Native Bitcoin and Yield Farming
By early June, Curve Finance TVL had grown to over $25m in TVL with daily volumes as high as $47m. The team had grown to five people with the addition of Ben Hauser, a Vyper contributor who developed a testing framework for Ethereum called Brownie, Charlie Watkins who became the second employee, anonymous contributor Kendrick Llama and Taiwan based content creator Chris.
The protocol also began supporting native Bitcoin swaps and deposits with the help of Ren Protocol with both protocols being widely credited for the advancement of Bitcoin on Ethereum.
It was at the same time Kain Warwick of the Synthetix protocol suggested incentivizing the sUSD pool with the SNX token, a move that marked the creation of yield farming.

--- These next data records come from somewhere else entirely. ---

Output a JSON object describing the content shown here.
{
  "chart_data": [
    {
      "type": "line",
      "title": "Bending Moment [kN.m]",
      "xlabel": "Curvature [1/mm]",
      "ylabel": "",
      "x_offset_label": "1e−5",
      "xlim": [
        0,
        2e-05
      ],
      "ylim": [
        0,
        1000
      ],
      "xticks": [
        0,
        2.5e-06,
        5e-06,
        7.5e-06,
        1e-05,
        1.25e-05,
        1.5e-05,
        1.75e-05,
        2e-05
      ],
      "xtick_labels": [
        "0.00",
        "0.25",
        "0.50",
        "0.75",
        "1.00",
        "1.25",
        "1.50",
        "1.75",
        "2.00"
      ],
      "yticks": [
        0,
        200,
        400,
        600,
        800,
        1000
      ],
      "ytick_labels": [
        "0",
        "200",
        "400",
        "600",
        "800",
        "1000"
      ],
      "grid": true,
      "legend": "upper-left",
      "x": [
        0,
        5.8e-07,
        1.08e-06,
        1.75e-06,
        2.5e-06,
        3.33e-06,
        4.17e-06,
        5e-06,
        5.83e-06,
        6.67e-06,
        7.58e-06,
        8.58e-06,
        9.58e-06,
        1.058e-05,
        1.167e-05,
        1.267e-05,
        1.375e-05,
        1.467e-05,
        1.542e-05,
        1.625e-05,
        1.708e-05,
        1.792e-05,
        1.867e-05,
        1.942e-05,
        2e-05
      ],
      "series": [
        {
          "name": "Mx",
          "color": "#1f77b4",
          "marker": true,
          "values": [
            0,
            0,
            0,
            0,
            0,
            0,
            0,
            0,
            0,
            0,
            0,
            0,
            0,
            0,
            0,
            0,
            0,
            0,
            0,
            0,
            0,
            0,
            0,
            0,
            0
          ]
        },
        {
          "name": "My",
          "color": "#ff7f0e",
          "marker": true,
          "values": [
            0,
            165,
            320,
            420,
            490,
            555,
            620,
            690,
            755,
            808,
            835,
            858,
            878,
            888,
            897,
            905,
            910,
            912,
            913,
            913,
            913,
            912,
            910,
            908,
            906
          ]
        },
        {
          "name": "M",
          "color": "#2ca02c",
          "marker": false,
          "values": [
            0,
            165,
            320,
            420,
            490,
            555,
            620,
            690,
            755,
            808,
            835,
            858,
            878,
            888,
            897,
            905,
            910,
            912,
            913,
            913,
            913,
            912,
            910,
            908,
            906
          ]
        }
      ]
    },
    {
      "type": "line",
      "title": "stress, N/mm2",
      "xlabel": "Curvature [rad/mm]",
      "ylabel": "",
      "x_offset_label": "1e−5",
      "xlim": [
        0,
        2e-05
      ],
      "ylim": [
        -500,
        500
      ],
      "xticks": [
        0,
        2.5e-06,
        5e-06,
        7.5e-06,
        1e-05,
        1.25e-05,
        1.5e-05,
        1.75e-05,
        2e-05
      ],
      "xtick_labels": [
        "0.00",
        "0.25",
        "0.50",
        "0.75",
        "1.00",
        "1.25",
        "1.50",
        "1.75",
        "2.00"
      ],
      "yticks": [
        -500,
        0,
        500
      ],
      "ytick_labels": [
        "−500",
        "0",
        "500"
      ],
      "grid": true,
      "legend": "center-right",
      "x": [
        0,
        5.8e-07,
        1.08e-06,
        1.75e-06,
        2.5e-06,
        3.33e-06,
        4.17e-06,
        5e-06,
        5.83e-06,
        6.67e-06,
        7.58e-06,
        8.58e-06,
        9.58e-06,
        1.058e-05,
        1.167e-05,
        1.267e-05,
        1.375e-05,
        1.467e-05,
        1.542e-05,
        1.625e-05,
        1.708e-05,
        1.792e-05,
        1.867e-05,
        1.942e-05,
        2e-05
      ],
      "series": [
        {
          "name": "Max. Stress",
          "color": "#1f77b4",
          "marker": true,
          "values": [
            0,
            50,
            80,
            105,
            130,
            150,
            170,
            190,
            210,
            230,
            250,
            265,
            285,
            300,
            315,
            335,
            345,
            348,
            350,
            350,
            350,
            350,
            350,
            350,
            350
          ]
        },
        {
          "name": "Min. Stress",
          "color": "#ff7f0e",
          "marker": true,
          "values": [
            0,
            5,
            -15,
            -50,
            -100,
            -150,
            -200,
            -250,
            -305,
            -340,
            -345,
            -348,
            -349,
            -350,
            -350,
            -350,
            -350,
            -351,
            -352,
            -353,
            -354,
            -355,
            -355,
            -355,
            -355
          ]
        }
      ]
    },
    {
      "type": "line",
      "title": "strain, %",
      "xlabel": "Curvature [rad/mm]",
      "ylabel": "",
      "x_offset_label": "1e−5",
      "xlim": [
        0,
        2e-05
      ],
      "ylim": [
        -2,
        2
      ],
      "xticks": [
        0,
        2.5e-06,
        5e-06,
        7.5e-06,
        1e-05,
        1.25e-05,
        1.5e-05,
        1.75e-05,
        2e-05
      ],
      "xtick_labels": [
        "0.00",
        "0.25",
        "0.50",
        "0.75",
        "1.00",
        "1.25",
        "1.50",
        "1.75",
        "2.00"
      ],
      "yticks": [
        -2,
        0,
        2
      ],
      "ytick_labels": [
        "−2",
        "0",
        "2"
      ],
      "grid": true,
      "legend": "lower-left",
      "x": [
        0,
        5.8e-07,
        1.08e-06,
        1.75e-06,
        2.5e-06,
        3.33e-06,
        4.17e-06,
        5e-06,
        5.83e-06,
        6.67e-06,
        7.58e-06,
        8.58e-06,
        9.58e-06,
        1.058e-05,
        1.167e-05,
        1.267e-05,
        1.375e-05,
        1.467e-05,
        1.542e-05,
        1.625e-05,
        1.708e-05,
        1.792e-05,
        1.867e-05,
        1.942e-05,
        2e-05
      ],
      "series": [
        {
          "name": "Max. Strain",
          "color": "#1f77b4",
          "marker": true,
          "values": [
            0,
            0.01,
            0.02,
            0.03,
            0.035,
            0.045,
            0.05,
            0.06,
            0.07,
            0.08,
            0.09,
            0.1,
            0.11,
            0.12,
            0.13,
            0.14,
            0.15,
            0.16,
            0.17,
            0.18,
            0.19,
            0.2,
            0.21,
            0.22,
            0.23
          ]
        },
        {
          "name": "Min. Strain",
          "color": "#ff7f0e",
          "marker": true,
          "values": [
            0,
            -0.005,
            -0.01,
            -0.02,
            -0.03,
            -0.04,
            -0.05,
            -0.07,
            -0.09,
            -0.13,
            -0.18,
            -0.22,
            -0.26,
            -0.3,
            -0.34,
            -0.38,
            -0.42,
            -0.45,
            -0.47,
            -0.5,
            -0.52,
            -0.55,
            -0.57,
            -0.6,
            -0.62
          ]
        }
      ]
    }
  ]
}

In June, it was rumoured Curve Finance would transition to DAO with the help of the CRV token, a governance and utility token. The token launch happened on the 13th of August after an anonymous developer going by the name of the 0xc4ad took it upon himself to develop the finalized contracts which had been finalized and made public days earlier on GitHub. A few hours later, Charlie Watkins announced the team would adopt 0xc4ad deployment.
CRV was immediately listed on Binance and other major exchanges. Around a week after the CRV launch, Curve Finance reached $1 billion in TVL and had long shedded its image of a risky protocol.
In late September, Charlie Watkins introduced a proposal to start fee sharing between liquidity providers and token holders which was subsequently accepted by the Curve DAO.
Despite the controversial CRV launch, Curve grew rapidly in the following months and began being referred to as the backbone of DeFi yields as many protocols in the industry rely on the protocol.
It reached $10b TVL for the first time in June 2021.
Convex and bribing
In early February, Convex, a yield optimizer built atop and supported by Curve Finance launched and began growing rapidly accounting for around 90% of Curve Finance TVL on Ethereum. The introduction of a bribing mechanism and the so-called "Curve Wars" allowing protocols to buy voting power from Convex and Curve Finance users to receive emissions from both protocols is largely credited as one of the reasons behind the protocol growth.
Crypto Pools and multi-chain expansion
In 2021, as Ethereum grew more expensive to use, Curve Finance focused on leaner pool implementation as its original lending pools became too costly to use. It launched on its first sidechain in February 2021 as part of its long standing relation with Andre Cronje. It later launched on Polygon in April 2021.
In June 2021, as a major departure from the pegged assets space, the protocol launched a pool with volatile assets called tricrypto. In November 2021, more crypto pools appeared on Curve.
Curve Finance enables low-slippage swaps between stable assets using the algorithm described in its StableSwap whitepaper. Curve's major use cases revolve around maintaining peg for stablecoins and wrapped assets (e.g., wrapped Bitcoin).
Curve operates using pools, which group assets whose prices should be stable, and metapools, which group individual assets paired with an existing pool. Exchanges from one asset to another are routed through these pools. For example, the largest pool for stablecoins is 3pool, which holds DAI, USDC and USDT. To enable and incentivize liquidity for their asset, individual stablecoin issuers have created metapools that group their stablecoin (e.g., FRAX) with the 3pool. This allows stablecoins of varying liquidity access to the liquidity strength of three large and reputable assets.
Curve v2 pools enable support for volatile assets using a different algorithm, described in its crypto pools whitepaper. The major volatile asset pool is tricrypto2, which holds USDT, wBTC and wETH. However, since Curve has allowed creation of crypto pools for any asset, protocols have mostly created pools that pair their assets with ETH or USDC rather than following the stablecoin pattern of pairing with a metapool like tricrypto2.